Ampere deep dive: what’s new in GeForce RTX 3000 architecture

Jan Olšan

4 years ago

New manufacturing process 8N: Samsung technology enhanced especially for Nvidia

In terms of hardware, September was a green month with the release of the new generation of Nvidia GPUs, GeForce RTX 3000. They are based on the new Ampere architecture. In this article we are going to discuss what’s new compared to Turing: the new SM architecture doubling the number of shaders, the manufacturing process and the characteristics of the two chips that have been unveiled so far.

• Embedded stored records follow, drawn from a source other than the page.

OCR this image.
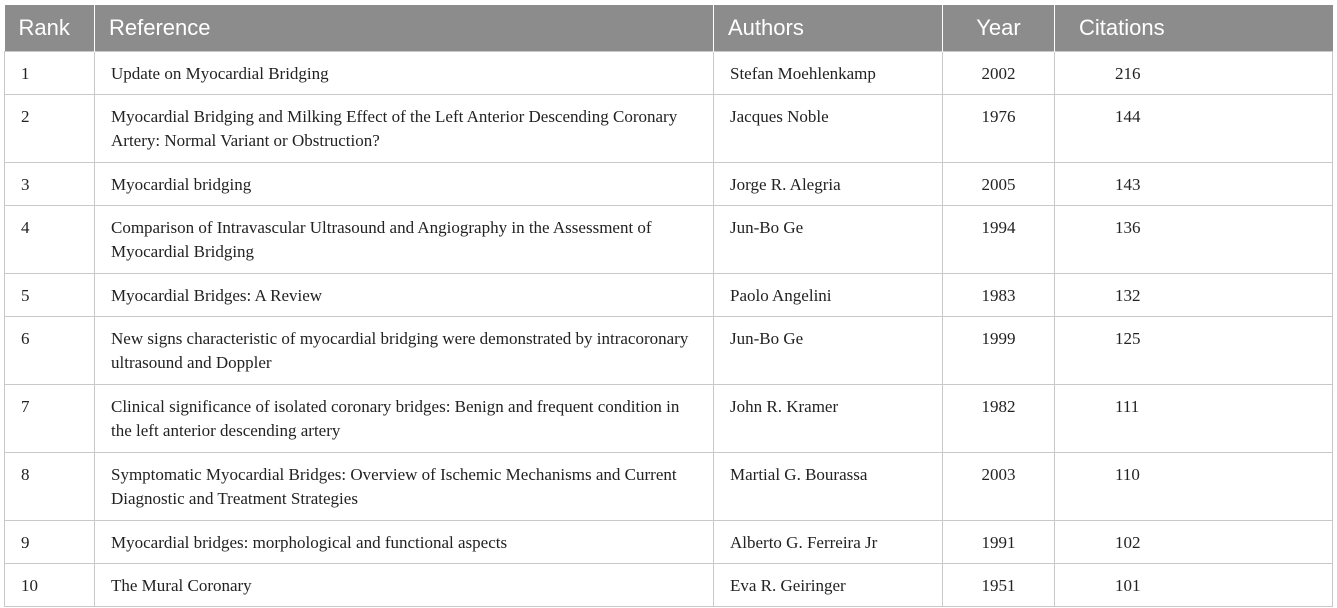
Rank	Reference	Authors	Year	Citations
1	Update on Myocardial Bridging	Stefan Moehlenkamp	2002	216
2	Myocardial Bridging and Milking Effect of the Left Anterior Descending Coronary Artery: Normal Variant or Obstruction?	Jacques Noble	1976	144
3	Myocardial bridging	Jorge R. Alegria	2005	143
4	Comparison of Intravascular Ultrasound and Angiography in the Assessment of Myocardial Bridging	Jun-Bo Ge	1994	136
5	Myocardial Bridges: A Review	Paolo Angelini	1983	132
6	New signs characteristic of myocardial bridging were demonstrated by intracoronary ultrasound and Doppler	Jun-Bo Ge	1999	125
7	Clinical significance of isolated coronary bridges: Benign and frequent condition in the left anterior descending artery	John R. Kramer	1982	111
8	Symptomatic Myocardial Bridges: Overview of Ischemic Mechanisms and Current Diagnostic and Treatment Strategies	Martial G. Bourassa	2003	110
9	Myocardial bridges: morphological and functional aspects	Alberto G. Ferreira Jr	1991	102
10	The Mural Coronary	Eva R. Geiringer	1951	101
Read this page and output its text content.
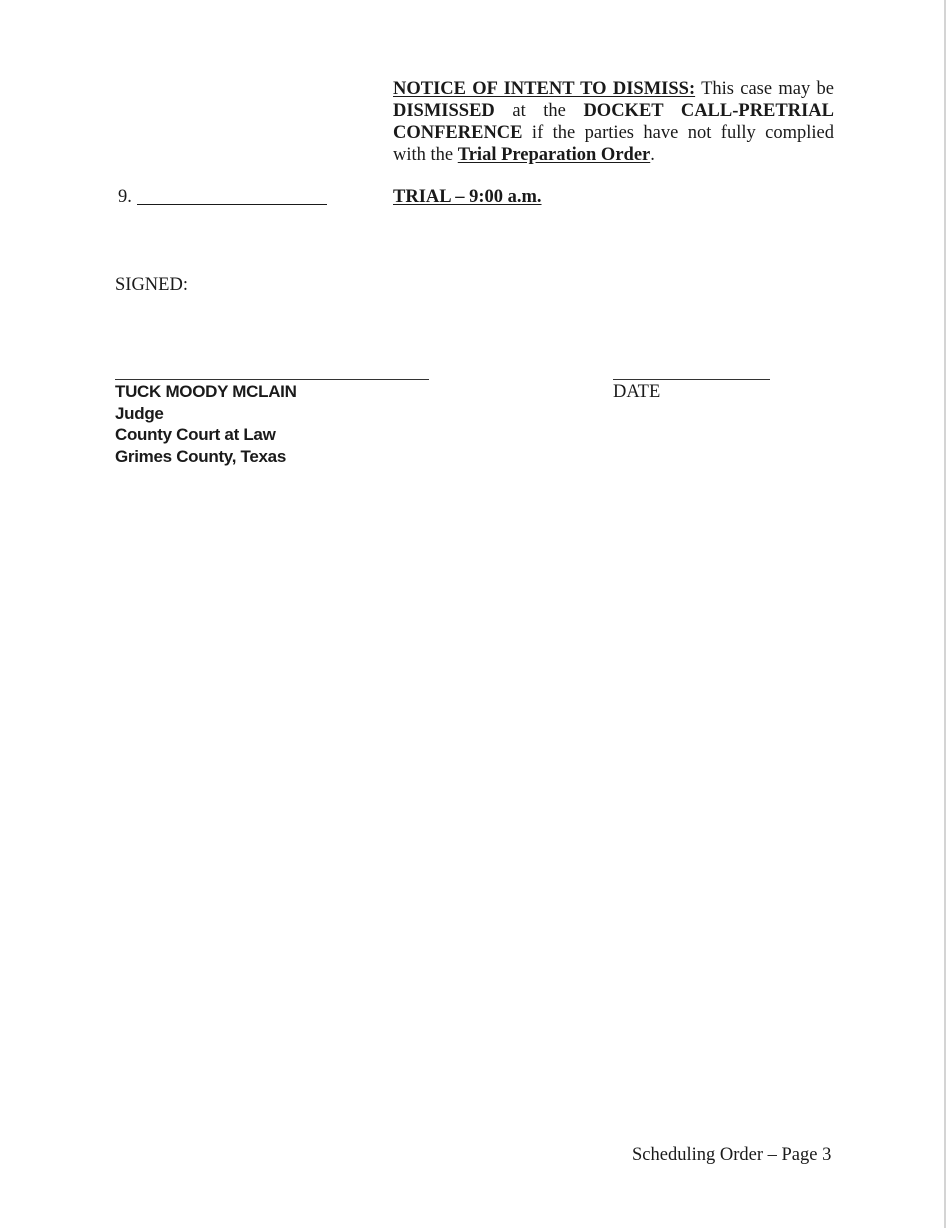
NOTICE OF INTENT TO DISMISS: This case may be DISMISSED at the DOCKET CALL-PRETRIAL CONFERENCE if the parties have not fully complied with the Trial Preparation Order.
9.	TRIAL – 9:00 a.m.
SIGNED:
TUCK MOODY MCLAIN
Judge
County Court at Law
Grimes County, Texas
DATE
Scheduling Order – Page 3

Everything is new: manufacturing node, architecture, memory and connectivity

Ampere is a new generation of GPU in all aspects. It combines three innovations: a new manufacturing node, a new architecture of the blocks and GPUs, but also a new GDDR6X memory technology which differs from predecessors by using more efficient PAM4 signaling. We have already covered GDDR6X here so we’ll refer you to that writeup and skip it in this article.

Manufacturing node: custom modified 8N technology

It has been known for quite some time that Nvidia will start manufacturing GPUs at Samsung instead of TSMC, which is the most established of the silicon manufacturing foundires. Nvidia has already used Samsung’s 14nm process (14LPP) for some less powerful Pascal chips (GP107 in GeForce GTX 1050/1050 Ti). So when there were reports last year that Nvidia would use Samsung’s process for next-generation chips, it was first thought that it would be something similar.

In the end it turned out quite differently. Nvidia actually produces the most powerful GPUs, GA102 and GA104 units, at Samsung and only the computing GA100 die for servers is manufactured on TSMC’s 7nm process. However, the gaming Ampere is specific not only because it is from Samsung, but also because it is not 7nm. Nvidia has chosen an older Samsung technology, the so-called 8nm process, which is an improved version of 10nm process node in fact.

Slajd, kde Nvidia oznamuje použití 8nm procesu 8N

The process is called 8N because it is specifically designed for Nvidia’s use and should include various unspecified improvements and modifications. It should therefore be a better technology than the 8LPP process used by some mobile phone SoCs. According to some sources, modifications done for Nvidia result in up to 10% higher performance (meaning higher frequency could be achieved) than the original version of the process that was focused more on mobile SoCs. However, this process probably achieves lower energy efficiency and transistor density than the real 7nm process, which in the case of Samsung is employs EUV lithography. It’s likely that the 8N process is also inferior to TSMC’s 7nm node.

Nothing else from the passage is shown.